Initial Testing and What's Next
Jarvinian recently completed initial testing of TLPS. The tests used carrier- and enterprise-grade equipment from Ruckus Wireless, which Dooley told me is "the first manufacturer to build equipment specifically for this application." Initial tests took place in enterprise-type environments in a semi-urban setting.
These tests demonstrated TLPS's ability to provide carrier-grade service with far better performance than public WiFi. Results "exceeded our expectations for distance and capacity, while not interfering or degrading the existing traffic on traditional WiFi channels. Even in an indoor environment made difficult or unusable by spectral congestion, usable connections were established at 3-5x the distance of public WiFi," Dooley said. TLPS also provided more uniform high speeds across longer ranges, providing enhanced utility that would remain constant for the foreseeable future.
Although those tests took place in what Dooley called "a very conservative, moderate-density environment," he pointed out that the results have interesting implications for more compromised areas, such as denser urban settings. "We're going to see even more dramatic differences between what TLPS can do and what public spectrum can do" in those kinds of settings, he said.
With that in mind, Jarvinian plans to next measure and compare the throughput potentials of the public spectrum and the TLPS spectrum. These tests will take place in Boston enterprise and residential environments over the course of a week. Jarvinian hopes to show a dramatic difference between the TLPS spectrum and the public spectrum. This kind of research hasn't been done before, Dooley told me, and should yield interesting results.
Jarvinian also plans to continue testing in operational environments, stress-testing TLPS to discover its limitations. A number of companies are already testing TLPS on both coasts. Dooley hopes more will join the work.
There are, of course, regulatory hurdles for GlobalStar to leap before it can roll TLPS out.

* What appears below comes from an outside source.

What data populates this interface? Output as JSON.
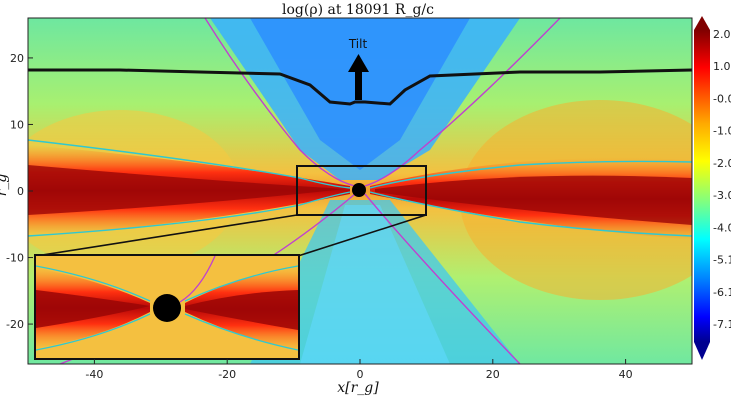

In November 2012, the company filed a petition with the Federal Communiations Commission (FCC) to use its licensed MSS spectrum terrestrially as TLPS. The initial public comment period on the petition is now closed, and GlobalStar is "waiting for the FCC to issue a notice of proposed rulemaking," said Barbee Ponder, GlobalStar's general counsel and vice president for regulatory affairs.
Ponder feels optimistic about the petition, particularly in light of President Obama's memorandum last week directing federal agencies to look into enhancing the efficiency of their spectrum use and making more capacity available across the country.
Once the notice of proposed rulemaking is issued, another public comment cycle will commence, Ponder told me, allowing "companies, individuals, potential customers, carriers, tower owners, and trade associations to discuss potential issues or concerns regarding us providing this service." Ponder welcomes the comment cycle. "We think there's going to be very minimal concern" besides negligible opposition from potential competitors, he said. He hopes to see the cycle finished by fall of this year. The government has already acknowledged a need for increased spectrum availability, after all, and most other proposed solutions would take years to build out, unlike TLPS, which can be deployed almost immediately upon regulatory approval.
"The way we're looking at it, WiFi is the last 50-foot problem—the last mile," Dooley told me. "We've got fiber in lots of places, high-speed copper in lots of places. But WiFi, in the future, becomes the choke point." If GlobalStar succeeds in getting approval to deploy TLPS, that could change.